Dear reader of this blog post,
Greetings! My name is Timothy Lark. I am a Certified Public Accountant and author of this blog.
I know that in these eight months of down time plenty of people decide that they're going to tie that happy knot and become married in eternal bliss in the eyes of God. I'm here to let you know that if you do that your taxes will become much more difficult, so let's think twice before you betroth yourself to that individual.
But its not all bad! In many cases married couples receive tax benefits after they tie the knot.

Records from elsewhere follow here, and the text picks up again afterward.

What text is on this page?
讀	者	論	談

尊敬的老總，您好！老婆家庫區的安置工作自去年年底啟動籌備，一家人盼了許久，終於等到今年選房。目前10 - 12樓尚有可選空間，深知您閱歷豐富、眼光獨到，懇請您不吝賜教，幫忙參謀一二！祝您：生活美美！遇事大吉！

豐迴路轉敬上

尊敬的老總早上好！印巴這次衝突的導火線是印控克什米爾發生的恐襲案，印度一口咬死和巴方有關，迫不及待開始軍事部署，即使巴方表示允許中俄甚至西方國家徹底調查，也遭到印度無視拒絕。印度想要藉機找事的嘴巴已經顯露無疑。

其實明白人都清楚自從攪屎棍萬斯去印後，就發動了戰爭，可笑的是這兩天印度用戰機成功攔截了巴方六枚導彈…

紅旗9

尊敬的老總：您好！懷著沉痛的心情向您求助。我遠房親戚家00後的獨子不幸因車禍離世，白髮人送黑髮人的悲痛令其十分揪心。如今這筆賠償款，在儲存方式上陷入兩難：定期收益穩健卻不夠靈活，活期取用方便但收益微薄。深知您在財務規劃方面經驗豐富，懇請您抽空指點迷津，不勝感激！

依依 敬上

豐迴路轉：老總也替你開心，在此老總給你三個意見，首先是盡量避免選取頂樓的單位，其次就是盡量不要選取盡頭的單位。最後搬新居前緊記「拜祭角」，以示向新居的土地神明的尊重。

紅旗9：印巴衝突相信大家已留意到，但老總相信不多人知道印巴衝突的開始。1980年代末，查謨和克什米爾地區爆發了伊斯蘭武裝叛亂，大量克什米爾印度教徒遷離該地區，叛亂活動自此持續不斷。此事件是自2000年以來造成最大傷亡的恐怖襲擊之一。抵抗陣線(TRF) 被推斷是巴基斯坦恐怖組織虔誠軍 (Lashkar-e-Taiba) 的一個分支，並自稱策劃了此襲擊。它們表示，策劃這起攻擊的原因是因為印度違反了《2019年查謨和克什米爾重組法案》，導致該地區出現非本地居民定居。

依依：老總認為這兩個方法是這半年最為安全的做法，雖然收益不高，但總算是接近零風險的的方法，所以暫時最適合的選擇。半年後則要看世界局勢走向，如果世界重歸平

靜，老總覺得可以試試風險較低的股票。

Essentially, as a couple, you are qualified as a single person in the government's eyes (sorry ladies, but it seems ol' Uncle Sam hasn't recognized your civil rights movement and thinks the man is the only one who should be the bread winner, haha).
However, if you both make a considerable amount of income, or one of you makes far more than the other, its often much better to file "married filing separately" status. And this can be a headache, and really cost you money in the long run. I often recommend to couples who have consistently filed "married filing separately" to get a divorce, as its a much better financial decision. Strangely though, it seems in most cases a marriage/divorce decision isn't settled because of tax matters.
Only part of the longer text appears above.